Condenados à Santidade
Redação DM
Publicado em 24 de março de 2018 às 23:54 | Atualizado há 7 anos
No último artigo (“Condenados à Liberdade”), vimos como a biologia cria um segundo eu dentro do nosso primitivo eu biológico, o “eu passional”. Este segundo eu, um eu mais racional, tem prazer em dominar os instintos do eu biológico. O filósofo holandês B. de Espinosa descrevia isso como um certo “prazer em perseverar no próprio ser”, e isso acontece porque o eu secundário, que é racional, não quer ser autodestruído pelas paixões desenfreadas do eu primitivo (p.ex., comida desenfreada, bebida, sexo, aventura, alegria desenfreada, tudo isso é destrutivo).
O psiquiatra austríaco S. Freud , pai da psicanálise, descrevia essas tendências autodestrutivas do eu primitivo como “pulsões de morte”, partindo do Id.
Esse eu secundário é um eu racional, é um eu laboral, ou seja, é um eu que gosta de ter a liberdade de criar, de trabalhar, de aprofundar-se nas coisas e nas realidades. O eu secundário, como dizia Espinosa, é um eu profundo, porque persevera no próprio ser, fixa-se no próprio ser. Ao fixar e aprofundar-se no próprio ser, este eu secundário profundo passa a sentir as coisas com menos superficialidade; por isto já estava escrito na Bíblia – há muito tempo, portanto – que o conhecimento traz sofrimento.
O “ser evoluído”, ou seja, que tem uma memória de trabalho mais profunda e mais forte (vide nosso artigo “Condenados à Liberdade”) é necessariamente mais afetivo, pois aprofunda-se também no afeto – e não só nas coisas materiais/científicas do mundo.
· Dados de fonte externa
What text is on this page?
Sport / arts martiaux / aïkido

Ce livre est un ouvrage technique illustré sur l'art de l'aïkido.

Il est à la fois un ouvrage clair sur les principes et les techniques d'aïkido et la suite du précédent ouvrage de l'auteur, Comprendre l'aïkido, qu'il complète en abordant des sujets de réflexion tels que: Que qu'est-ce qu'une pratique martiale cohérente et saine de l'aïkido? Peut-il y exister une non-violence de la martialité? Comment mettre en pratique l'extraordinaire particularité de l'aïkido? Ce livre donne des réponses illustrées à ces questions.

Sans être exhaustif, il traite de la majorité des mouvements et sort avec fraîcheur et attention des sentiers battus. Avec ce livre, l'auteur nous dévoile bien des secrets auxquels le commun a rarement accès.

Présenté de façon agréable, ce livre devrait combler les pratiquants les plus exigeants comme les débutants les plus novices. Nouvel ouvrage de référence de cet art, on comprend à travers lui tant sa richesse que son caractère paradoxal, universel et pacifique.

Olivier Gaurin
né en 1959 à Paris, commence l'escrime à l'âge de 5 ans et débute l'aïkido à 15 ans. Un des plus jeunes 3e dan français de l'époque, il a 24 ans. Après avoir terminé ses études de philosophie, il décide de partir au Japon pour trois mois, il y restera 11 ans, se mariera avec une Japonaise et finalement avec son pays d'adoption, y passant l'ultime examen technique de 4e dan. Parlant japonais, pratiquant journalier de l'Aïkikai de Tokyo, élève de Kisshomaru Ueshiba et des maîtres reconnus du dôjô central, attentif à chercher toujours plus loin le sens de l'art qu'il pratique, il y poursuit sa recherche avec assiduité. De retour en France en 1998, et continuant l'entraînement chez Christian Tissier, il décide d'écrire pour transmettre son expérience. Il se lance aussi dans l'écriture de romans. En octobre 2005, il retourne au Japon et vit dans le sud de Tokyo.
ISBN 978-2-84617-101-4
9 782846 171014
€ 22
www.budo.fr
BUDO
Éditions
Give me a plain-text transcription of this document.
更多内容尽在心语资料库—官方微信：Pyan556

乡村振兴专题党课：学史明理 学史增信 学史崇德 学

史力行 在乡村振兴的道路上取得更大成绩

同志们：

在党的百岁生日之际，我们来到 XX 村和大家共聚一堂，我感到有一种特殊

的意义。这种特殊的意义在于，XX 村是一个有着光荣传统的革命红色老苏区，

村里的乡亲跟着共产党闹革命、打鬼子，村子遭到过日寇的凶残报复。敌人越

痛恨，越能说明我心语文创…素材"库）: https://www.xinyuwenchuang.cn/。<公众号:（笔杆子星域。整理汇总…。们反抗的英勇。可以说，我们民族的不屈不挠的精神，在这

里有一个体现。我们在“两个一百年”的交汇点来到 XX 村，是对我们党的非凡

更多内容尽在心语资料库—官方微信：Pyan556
Ao aprofundar-se no afeto, aprofunda-se no amor, não quer produzir sofrimento nos outros – um sofrimento que, dada sua empatia, ele irá também ressentir. Atinge assim a “santidade moral”.
É por isso que o “verdadeiro intelectual”, pensador, é também um ser moral e é por isso que causa tanto espanto nas pessoas o verem que existem seres muito inteligentes e tão pouco morais. É o clássico paradigma do “Médico e o Monstro”, Hitler, Dr. House, Heidegger, Marquês de Sade, Sacher-Masoch, etc.
O intelectual verdadeiramente profundo, verdadeiramente autêntico, não se conforma com a inautenticidade de uma vida moralmente obscura, escondida, secreta. Não consegue ser transparente apenas na ciência, relegando o seu mundo interior à obscuridade de uma vida inautêntica; ou, se assim o fizer, irá sofrer enormemente com isso, como foi o caso de Dostoievski, Kafka, Einstein, Piaget, e tantos outros “gênios culpados”.